[Q] $ARGV, <>, and command-line Perl

J

J Krugman

I've rtfm'd this to death, but I still don't get it. If someone
can explain it to me (as opposed to tell me something like "man
perlfrotz"), I'd be very grateful.

The immediate problem that serves as the context of the question
is this: find all the files below /path/to/subdir (this is Linux)
that contain either of the strings "foo bar baz" or "quux frobozz",
and do this *from the command line* (i.e. I'm looking for a one-liner
here, not a longwinded affair using File::Find, etc.).

I tried

% perl -e 'print "$ARGV\n" if grep /(foo bar baz|quux frobozz)/, <>' `find /path/to/subdir -type f`

which failed to generate any output, even though I *know* that
there are files under /path/to/subdir that contain strings "foo
bar baz" and/or "quux frobozz".

Even if it had worked, the last alternative is not good, because
it can easily fail through choking the shell with an excessively
long arguments list. There has to be a better way.

At any rate, I also tried

% perl -e 'for (@ARGV) { print "$ARGV\n" if grep /(foo bar baz|quux frobozz)/, <> }' `find /path/to/subdir -type f`

which also failed. In fact, even

% perl -e 'for (@ARGV) { print "$ARGV\n" }' `find /path/to/subdir -type f`

failed: it generated a whole bunch of empty lines. Clearly I have
*no clue* of what's going on. What exactly is the relationship
between $ARGV and <>? Is it possible to write a simple one-liner
that cycles through all the lines of *each* of the files in named
in @ARGV and prints the name of the file if at least one of its
lines meets a condition?

Any help would be much appreciated.

jill
 
J

J. Gleixner

J said:
I've rtfm'd this to death, but I still don't get it. If someone
can explain it to me (as opposed to tell me something like "man
perlfrotz"), I'd be very grateful.

The immediate problem that serves as the context of the question
is this: find all the files below /path/to/subdir (this is Linux)
that contain either of the strings "foo bar baz" or "quux frobozz",
and do this *from the command line* (i.e. I'm looking for a one-liner
here, not a longwinded affair using File::Find, etc.).

I tried

Since you're on a real OS, why not simply use the shell?

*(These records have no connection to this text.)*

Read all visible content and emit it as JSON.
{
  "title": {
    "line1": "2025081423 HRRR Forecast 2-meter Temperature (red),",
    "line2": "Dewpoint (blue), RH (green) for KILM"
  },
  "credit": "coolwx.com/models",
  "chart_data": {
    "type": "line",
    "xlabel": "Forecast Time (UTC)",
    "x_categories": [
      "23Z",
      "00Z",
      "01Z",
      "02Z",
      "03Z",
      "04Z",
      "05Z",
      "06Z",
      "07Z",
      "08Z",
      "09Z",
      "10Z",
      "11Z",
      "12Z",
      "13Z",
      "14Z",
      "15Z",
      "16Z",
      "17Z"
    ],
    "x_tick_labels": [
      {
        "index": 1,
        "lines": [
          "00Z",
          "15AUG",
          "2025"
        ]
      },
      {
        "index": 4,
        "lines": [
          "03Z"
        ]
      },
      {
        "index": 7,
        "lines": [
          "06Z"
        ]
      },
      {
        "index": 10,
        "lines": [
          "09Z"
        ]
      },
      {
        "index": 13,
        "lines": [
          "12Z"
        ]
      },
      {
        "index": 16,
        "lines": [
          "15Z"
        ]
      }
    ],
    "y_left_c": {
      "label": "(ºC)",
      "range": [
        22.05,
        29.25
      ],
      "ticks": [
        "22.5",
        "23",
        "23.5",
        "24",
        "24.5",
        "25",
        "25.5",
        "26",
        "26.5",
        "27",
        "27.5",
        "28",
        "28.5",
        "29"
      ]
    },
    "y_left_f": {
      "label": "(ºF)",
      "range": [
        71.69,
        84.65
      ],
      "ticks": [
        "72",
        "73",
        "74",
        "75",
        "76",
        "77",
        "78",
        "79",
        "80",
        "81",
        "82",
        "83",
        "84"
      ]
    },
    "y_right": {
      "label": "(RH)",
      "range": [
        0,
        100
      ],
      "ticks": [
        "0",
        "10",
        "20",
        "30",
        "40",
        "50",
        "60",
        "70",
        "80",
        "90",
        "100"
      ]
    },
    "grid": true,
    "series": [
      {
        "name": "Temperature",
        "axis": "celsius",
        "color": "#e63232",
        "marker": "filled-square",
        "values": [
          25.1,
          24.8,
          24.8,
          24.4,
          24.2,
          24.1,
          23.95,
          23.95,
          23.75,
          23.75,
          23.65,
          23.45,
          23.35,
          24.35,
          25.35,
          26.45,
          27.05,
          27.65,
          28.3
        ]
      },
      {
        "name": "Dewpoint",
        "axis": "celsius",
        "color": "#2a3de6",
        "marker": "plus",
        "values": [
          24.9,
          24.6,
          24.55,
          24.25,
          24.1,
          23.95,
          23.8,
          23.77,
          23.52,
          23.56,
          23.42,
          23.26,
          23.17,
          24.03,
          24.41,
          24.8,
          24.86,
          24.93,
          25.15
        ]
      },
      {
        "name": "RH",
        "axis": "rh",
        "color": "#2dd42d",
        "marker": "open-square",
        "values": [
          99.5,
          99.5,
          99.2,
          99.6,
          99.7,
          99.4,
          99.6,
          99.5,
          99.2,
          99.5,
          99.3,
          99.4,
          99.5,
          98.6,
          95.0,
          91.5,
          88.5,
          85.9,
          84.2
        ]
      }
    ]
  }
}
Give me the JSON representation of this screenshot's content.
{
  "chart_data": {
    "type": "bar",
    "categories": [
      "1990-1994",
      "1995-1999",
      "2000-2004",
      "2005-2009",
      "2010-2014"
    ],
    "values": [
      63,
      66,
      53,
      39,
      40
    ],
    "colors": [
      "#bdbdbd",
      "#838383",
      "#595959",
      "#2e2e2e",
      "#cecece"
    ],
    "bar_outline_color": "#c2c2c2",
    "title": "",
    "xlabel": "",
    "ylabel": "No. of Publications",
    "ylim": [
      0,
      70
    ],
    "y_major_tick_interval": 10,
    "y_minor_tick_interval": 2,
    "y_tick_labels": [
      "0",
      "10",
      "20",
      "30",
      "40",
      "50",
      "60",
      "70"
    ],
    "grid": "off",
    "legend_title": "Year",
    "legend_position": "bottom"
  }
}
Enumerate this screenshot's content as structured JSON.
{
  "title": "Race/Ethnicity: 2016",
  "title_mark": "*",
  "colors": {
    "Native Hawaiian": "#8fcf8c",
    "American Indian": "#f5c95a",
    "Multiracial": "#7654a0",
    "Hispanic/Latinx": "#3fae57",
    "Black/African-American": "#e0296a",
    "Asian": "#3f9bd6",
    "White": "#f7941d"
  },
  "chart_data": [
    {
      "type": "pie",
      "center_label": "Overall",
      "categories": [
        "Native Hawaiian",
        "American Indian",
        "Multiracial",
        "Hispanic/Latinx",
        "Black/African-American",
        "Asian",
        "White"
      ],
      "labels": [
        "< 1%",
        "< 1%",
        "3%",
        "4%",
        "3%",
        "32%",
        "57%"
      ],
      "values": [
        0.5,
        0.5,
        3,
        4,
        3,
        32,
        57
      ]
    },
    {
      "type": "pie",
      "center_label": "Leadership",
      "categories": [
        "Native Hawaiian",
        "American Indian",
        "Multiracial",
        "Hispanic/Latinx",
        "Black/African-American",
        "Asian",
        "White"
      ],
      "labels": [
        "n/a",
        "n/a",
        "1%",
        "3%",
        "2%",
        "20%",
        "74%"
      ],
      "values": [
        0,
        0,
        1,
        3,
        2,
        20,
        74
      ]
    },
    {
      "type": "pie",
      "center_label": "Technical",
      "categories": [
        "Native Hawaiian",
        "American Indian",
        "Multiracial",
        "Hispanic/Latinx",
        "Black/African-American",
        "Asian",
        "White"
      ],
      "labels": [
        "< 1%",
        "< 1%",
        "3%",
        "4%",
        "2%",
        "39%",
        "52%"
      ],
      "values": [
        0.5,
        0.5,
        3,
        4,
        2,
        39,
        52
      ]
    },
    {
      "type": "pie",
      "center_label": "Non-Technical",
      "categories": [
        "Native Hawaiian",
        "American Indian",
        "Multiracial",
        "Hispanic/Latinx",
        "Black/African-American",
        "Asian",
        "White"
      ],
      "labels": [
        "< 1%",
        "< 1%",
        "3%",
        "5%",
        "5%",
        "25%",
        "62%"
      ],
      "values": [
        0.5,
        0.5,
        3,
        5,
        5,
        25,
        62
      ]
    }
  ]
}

find /path/to/subdir -exec egrep -l 'foo bar baz|quux frobozz' {} \;
 
A

A. Sinan Unur

The immediate problem that serves as the context of the question
is this: find all the files below /path/to/subdir (this is Linux)
that contain either of the strings "foo bar baz" or "quux frobozz",
and do this *from the command line* (i.e. I'm looking for a one-liner
here, not a longwinded affair using File::Find, etc.).

Hmmmm ...
I tried

% perl -e 'print "$ARGV\n" if grep /(foo bar baz|quux frobozz)/, <>'
`find /path/to/subdir -type f`

Why? find, the command whose output you are processing, can take a regex
to match against. Use that.

$ find . -regex '.*/z.*' -type f -print
../Dload/fpTeX-0.7/package/zed-csp.tpm
../Dload/fpTeX-0.7/package/zed-csp.zip
../Dload/fpTeX-0.7/package/zefonts.tpm
../Dload/fpTeX-0.7/package/zefonts.zip
../z.pl
../zz.pl

Please consult

man find
% perl -e 'for (@ARGV) { print "$ARGV\n" if grep /(foo bar baz|quux
frobozz)/, <> }' `find /path/to/subdir -type f`

You could also go the pure Perl route and use File::Find::Rule but that's
going to get a little wordy.

I am not too well versed in various shell syntaxes but aren't you
supposed to write the above as:

% find /path/to/subdir -type f | perl -e "print if /foo/"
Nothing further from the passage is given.